To speak, or not to speak, that is the question? by Moksha Mishra

While I had conversations with several people who have faced sexual abuse at some point in their life, I came across these three most concerning thoughts that really shush the victims from speaking up about their abusers and refrain them from asking for help.
“Tell this to your friends or family”, it’s easier said than done. Innumerable thoughts encompass the victim making him/her feel as if they permitted the abuse by remaining silent or because they experienced a physical pleasure because of the abuse.
Sometimes, even if a person gathers the courage to speak about it, (s)he is not believed, is silenced or is blamed for carrying themselves in a certain way. To speak, or not to speak, becomes the question.
It’s extremely important to understand that IT’S NOT THE VICTIM’S FAULT IN ANY OF THE ABOVE CONDITIONS. A victim can not be blamed because (s)he was unable to avoid the abuser. At the same time, people who have faced sexual abuse should also know that it’s the abuser and only the abuser who is at fault for such an act. You should speak up about it, let other people know about the kind of person they share their space with and always start sharing such an experience with someone who trusts you and is willing to back you no matter what. Share the strength and eventually you will definitely find the courage to fight against such acts.
Most of the people who shared their struggles in speaking up about it, realised how they should have spoken about it earlier while sharing it with me today. The conversations helped me to understand that all they need is someone who can listen to them and guide them out of their disturbed peace of mind that not only the abuse but the dilemmas that follow it can cause.
To speak, or not to speak, should NOT be the question. Change the approach in order to make the environment strict for the abusers, not the victims.

2 Replies to “To speak, or not to speak, that is the question? by Moksha Mishra”
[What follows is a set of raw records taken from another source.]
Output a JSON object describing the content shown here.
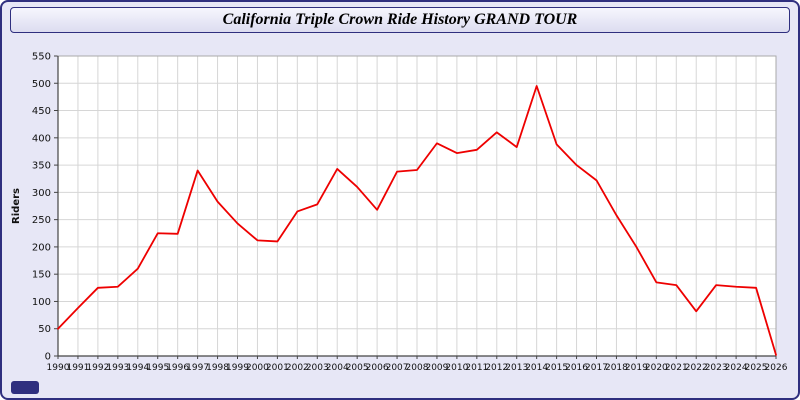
{
  "header": {
    "title": "California Triple Crown Ride History GRAND TOUR"
  },
  "chart_data": {
    "type": "line",
    "x": [
      1990,
      1991,
      1992,
      1993,
      1994,
      1995,
      1996,
      1997,
      1998,
      1999,
      2000,
      2001,
      2002,
      2003,
      2004,
      2005,
      2006,
      2007,
      2008,
      2009,
      2010,
      2011,
      2012,
      2013,
      2014,
      2015,
      2016,
      2017,
      2018,
      2019,
      2020,
      2021,
      2022,
      2023,
      2024,
      2025,
      2026
    ],
    "series": [
      {
        "name": "Riders",
        "color": "#ee0000",
        "values": [
          50,
          88,
          125,
          127,
          160,
          225,
          224,
          340,
          283,
          243,
          212,
          210,
          265,
          278,
          343,
          310,
          268,
          338,
          341,
          390,
          372,
          378,
          410,
          383,
          495,
          388,
          350,
          322,
          258,
          200,
          135,
          130,
          82,
          130,
          127,
          125,
          2
        ]
      }
    ],
    "title": "California Triple Crown Ride History GRAND TOUR",
    "xlabel": "",
    "ylabel": "Riders",
    "ylim": [
      0,
      550
    ],
    "ytick_step": 50,
    "grid": true,
    "legend": "none",
    "colors": {
      "background": "#e7e7f6",
      "plot_background": "#ffffff",
      "gridline": "#d6d6d6",
      "axis": "#444444",
      "line": "#ee0000",
      "frame_border": "#2f2f7f"
    }
  }
}
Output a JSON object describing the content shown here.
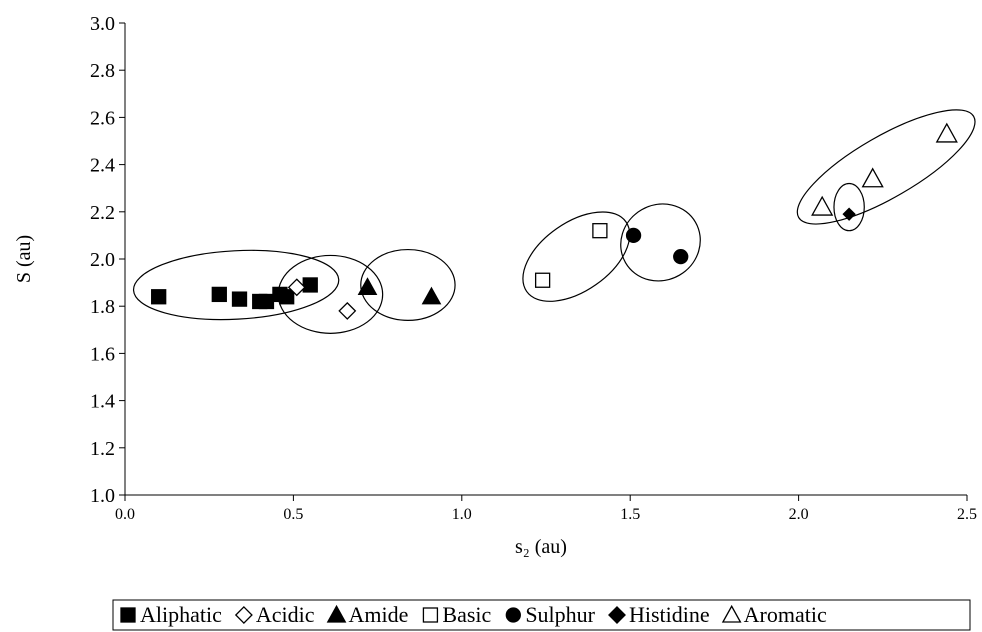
{
  "chart_data": {
    "type": "scatter",
    "xlabel": "s₂ (au)",
    "ylabel": "S (au)",
    "xlim": [
      0.0,
      2.5
    ],
    "ylim": [
      1.0,
      3.0
    ],
    "xticks": [
      "0.0",
      "0.5",
      "1.0",
      "1.5",
      "2.0",
      "2.5"
    ],
    "yticks": [
      "1.0",
      "1.2",
      "1.4",
      "1.6",
      "1.8",
      "2.0",
      "2.2",
      "2.4",
      "2.6",
      "2.8",
      "3.0"
    ],
    "grid": false,
    "legend_position": "bottom",
    "series": [
      {
        "name": "Aliphatic",
        "marker": "square-filled",
        "x": [
          0.1,
          0.28,
          0.34,
          0.4,
          0.42,
          0.46,
          0.48,
          0.55
        ],
        "y": [
          1.84,
          1.85,
          1.83,
          1.82,
          1.82,
          1.85,
          1.84,
          1.89
        ]
      },
      {
        "name": "Acidic",
        "marker": "diamond-open",
        "x": [
          0.51,
          0.66
        ],
        "y": [
          1.88,
          1.78
        ]
      },
      {
        "name": "Amide",
        "marker": "triangle-filled",
        "x": [
          0.72,
          0.91
        ],
        "y": [
          1.88,
          1.84
        ]
      },
      {
        "name": "Basic",
        "marker": "square-open",
        "x": [
          1.24,
          1.41
        ],
        "y": [
          1.91,
          2.12
        ]
      },
      {
        "name": "Sulphur",
        "marker": "circle-filled",
        "x": [
          1.51,
          1.65
        ],
        "y": [
          2.1,
          2.01
        ]
      },
      {
        "name": "Histidine",
        "marker": "diamond-filled",
        "x": [
          2.15
        ],
        "y": [
          2.19
        ]
      },
      {
        "name": "Aromatic",
        "marker": "triangle-open",
        "x": [
          2.07,
          2.22,
          2.44
        ],
        "y": [
          2.22,
          2.34,
          2.53
        ]
      }
    ],
    "group_ellipses": [
      {
        "group": "Aliphatic",
        "cx": 0.33,
        "cy": 1.89,
        "rx": 0.305,
        "ry": 0.145,
        "angle": -3
      },
      {
        "group": "Acidic",
        "cx": 0.61,
        "cy": 1.85,
        "rx": 0.155,
        "ry": 0.165,
        "angle": 0
      },
      {
        "group": "Amide",
        "cx": 0.84,
        "cy": 1.89,
        "rx": 0.14,
        "ry": 0.15,
        "angle": 0
      },
      {
        "group": "Basic",
        "cx": 1.34,
        "cy": 2.01,
        "rx": 0.18,
        "ry": 0.145,
        "angle": -35
      },
      {
        "group": "Sulphur",
        "cx": 1.59,
        "cy": 2.07,
        "rx": 0.12,
        "ry": 0.16,
        "angle": -30
      },
      {
        "group": "Histidine",
        "cx": 2.15,
        "cy": 2.22,
        "rx": 0.045,
        "ry": 0.1,
        "angle": 0
      },
      {
        "group": "Aromatic",
        "cx": 2.26,
        "cy": 2.39,
        "rx": 0.3,
        "ry": 0.13,
        "angle": -30
      }
    ]
  }
}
  • You have highlighted a major concern! It’s so easy for us to suggest or advice the other person to open up in front of their family or friends, while the victim might still feel anxious or terrified, the brutal incident might have affected their mental and emotional health!
    It’s so important for us to establish good communication and connection while being open for conversations about such topics, to make the other person feel comfortable sharing.